The mass-market beauty company, which sells products in retailers like Target as well as through its own freestanding stores and on its web site, said it anticipates sales will increase by 24-28 percent for 2017. That figure would put the company between $285 million to $295 million in net sales for 2017, with net income between $21 million and $23 million and adjusted diluted EPS of 40-43 cents.
The predictions come as E.l.f. reported full-year earnings for 2016, which came with news of a more than 50 percent shelf space increase for the brand at Target.
E.l.f. has a 14.4 percent unit share and 8 percent dollar share of Target’s color cosmetics market, according to chief executive officer Tarang Amin. “The reason we got that [added shelf space] is the consumer profile we had,” he said, referencing the brand’s Millennial and beauty-obsessed consumer. “We continue to partner with [Target] to grow our category.” He added that in 2016, the brand was No. 1 in unit-share and No. 4 in dollar share for Target in color cosmetics.
For the year, E.l.f. posted net income of $5.3 million, up from $4.4 million year-over-year. Net sales were up 20 percent to $229.6 million, driven by sales growth at national retailers and the company’s direct-to-consumer business. Diluted earnings per share were 36 cents.
For the fourth quarter ended Dec. 31, E.l.f.’s sales were up 17 percent to $76.4 million. Net income was up to $6.6 million, from $2.4 million in the prior-year period, or 19 cents per diluted share.
The company went public in September, and Amin said at an ICR conference in January that he thinks the business has the potential to be a billion-dollar brand, adding E.l.f. has a less than 3 percent market share in the U.S. color cosmetics space, which gives it ample room to expand. He clarified on in an interview Wednesday, saying that according to IRI data at the end of 2015 E.l.f. had 2.7 percent market share, and at the end of 2016 that jumped to 3.4 percent.
Executives declined to discuss other potential retail expansion details with Wall Street analysts on a call Wednesday, but did note that the company’s experience with shelf space at Wal-Mart has been “more continuous” and that as Wal-Mart adjusts stores, E.l.f. benefits. That comes as retailers, including Wal-Mart and Target have put pressure on companies to lower prices. Elf is not necessarily feeling that squeeze, said president and chief financial officer John Bailey.
“Beauty is a relative bright spot within their overall box,” he said. “Within that, we’ve been able to sustain strong growth regardless of the macro environment.”
“We certainly believe we’re at an advantage,” Amin added. “We look at opportunities when there [have been] challenges to be able to grow share, and that’s exactly what we’ve been able to do.”

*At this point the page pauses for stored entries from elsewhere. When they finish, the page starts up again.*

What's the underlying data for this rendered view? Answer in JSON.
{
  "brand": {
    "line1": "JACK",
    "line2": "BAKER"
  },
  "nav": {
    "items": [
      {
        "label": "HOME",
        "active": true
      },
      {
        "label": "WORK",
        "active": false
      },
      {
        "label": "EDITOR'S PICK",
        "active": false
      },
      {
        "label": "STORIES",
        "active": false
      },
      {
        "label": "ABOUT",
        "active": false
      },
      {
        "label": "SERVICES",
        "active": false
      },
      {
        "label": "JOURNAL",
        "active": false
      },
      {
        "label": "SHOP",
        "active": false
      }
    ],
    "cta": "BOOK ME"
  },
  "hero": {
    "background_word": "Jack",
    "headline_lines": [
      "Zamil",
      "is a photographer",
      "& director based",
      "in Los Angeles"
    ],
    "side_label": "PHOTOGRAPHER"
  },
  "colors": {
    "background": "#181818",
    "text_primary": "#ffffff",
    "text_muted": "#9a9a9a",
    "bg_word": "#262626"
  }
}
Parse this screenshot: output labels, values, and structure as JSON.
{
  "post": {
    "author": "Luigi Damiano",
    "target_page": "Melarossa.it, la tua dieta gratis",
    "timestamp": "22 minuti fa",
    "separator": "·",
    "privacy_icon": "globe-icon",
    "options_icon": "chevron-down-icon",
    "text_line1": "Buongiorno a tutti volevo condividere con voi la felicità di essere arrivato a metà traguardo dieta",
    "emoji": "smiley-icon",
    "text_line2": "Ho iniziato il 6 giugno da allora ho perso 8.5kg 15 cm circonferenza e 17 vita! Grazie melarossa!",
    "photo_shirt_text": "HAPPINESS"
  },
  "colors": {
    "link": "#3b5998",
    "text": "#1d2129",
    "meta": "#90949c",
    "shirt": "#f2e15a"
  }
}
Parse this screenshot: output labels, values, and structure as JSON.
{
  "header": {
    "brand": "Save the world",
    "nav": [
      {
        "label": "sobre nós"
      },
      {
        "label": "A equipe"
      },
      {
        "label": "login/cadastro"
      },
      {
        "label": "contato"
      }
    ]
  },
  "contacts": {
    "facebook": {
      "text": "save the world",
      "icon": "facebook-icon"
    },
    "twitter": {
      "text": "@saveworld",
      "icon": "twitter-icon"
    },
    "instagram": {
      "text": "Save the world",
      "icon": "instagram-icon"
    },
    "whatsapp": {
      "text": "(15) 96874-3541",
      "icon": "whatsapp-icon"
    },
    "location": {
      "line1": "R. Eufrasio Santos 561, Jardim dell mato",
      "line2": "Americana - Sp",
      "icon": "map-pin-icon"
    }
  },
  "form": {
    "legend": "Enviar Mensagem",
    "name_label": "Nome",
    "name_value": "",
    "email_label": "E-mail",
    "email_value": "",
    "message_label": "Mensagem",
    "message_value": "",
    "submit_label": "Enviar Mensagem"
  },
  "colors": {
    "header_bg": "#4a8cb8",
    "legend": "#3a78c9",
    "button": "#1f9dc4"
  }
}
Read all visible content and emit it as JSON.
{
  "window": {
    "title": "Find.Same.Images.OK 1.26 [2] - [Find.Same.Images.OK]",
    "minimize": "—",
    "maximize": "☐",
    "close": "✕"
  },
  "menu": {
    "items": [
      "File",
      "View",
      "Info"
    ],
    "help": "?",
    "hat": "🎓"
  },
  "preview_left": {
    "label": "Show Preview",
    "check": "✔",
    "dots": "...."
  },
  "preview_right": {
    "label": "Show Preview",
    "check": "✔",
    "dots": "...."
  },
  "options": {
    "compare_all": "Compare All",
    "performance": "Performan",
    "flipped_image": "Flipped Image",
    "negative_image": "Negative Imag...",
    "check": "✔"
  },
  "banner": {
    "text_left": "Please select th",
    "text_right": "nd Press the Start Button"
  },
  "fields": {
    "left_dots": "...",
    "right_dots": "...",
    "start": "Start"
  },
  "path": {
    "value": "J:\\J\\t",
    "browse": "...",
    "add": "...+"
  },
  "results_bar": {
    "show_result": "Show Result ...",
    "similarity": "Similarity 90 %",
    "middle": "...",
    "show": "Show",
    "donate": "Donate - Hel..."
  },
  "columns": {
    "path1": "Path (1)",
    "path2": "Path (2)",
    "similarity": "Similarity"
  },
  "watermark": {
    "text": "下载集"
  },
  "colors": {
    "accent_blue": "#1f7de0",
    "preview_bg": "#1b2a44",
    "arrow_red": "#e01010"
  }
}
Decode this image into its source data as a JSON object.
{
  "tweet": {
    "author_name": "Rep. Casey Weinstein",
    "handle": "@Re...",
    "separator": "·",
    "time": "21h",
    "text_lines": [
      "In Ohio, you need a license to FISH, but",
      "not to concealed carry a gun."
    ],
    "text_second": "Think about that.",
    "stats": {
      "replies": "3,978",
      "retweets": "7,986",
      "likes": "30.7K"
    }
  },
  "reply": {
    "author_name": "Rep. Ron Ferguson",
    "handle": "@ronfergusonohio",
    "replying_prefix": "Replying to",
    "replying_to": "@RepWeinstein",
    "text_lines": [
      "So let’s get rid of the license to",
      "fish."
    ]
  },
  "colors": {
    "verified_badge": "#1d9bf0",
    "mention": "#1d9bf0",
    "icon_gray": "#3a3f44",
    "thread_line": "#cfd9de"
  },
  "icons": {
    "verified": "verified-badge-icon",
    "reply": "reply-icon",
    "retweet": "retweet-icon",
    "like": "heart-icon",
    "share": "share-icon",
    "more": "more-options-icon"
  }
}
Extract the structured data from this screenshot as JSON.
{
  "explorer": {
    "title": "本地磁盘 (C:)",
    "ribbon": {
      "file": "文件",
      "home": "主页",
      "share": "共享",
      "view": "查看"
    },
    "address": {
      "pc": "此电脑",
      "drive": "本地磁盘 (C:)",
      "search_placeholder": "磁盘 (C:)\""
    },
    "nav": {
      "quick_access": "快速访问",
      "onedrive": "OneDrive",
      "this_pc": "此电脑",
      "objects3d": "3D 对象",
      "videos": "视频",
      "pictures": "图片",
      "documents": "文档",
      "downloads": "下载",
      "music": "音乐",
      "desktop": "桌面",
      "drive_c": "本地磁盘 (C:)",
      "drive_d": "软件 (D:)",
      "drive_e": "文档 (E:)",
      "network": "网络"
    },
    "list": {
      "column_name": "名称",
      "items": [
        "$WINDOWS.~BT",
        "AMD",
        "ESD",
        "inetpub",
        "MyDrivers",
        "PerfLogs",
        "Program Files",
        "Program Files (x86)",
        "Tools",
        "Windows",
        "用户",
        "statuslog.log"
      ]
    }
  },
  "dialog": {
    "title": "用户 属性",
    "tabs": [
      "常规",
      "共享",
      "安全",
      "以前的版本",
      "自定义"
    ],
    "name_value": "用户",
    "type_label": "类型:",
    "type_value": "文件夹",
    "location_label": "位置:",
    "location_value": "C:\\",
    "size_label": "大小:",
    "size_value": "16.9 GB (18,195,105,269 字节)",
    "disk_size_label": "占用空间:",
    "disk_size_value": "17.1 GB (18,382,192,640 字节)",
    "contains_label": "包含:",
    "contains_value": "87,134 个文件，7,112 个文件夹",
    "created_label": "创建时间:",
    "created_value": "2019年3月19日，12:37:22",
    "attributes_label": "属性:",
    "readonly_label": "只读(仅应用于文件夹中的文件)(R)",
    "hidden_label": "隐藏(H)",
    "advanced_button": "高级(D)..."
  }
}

E.l.f. also credited its Beautyscape program – where it has influencers throw parties to reach target consumers, and its Beauty Squad loyalty program – as growth drivers. The Beauty Squad program doubled in the fourth quarter, to 190,000 members, according to Amin. While members accrue points that work towards purchases, the idea of the Beauty Squad is larger, and includes perks like product previews, voting on potential collaborations and points for engaging with the brand. The concept, Amin noted, is to continue building the community the brand launched with 13 years ago when it sidestepped traditional marketing for a word-of-mouth approach.
“We want to keep that community, even as we scale the business,” he said.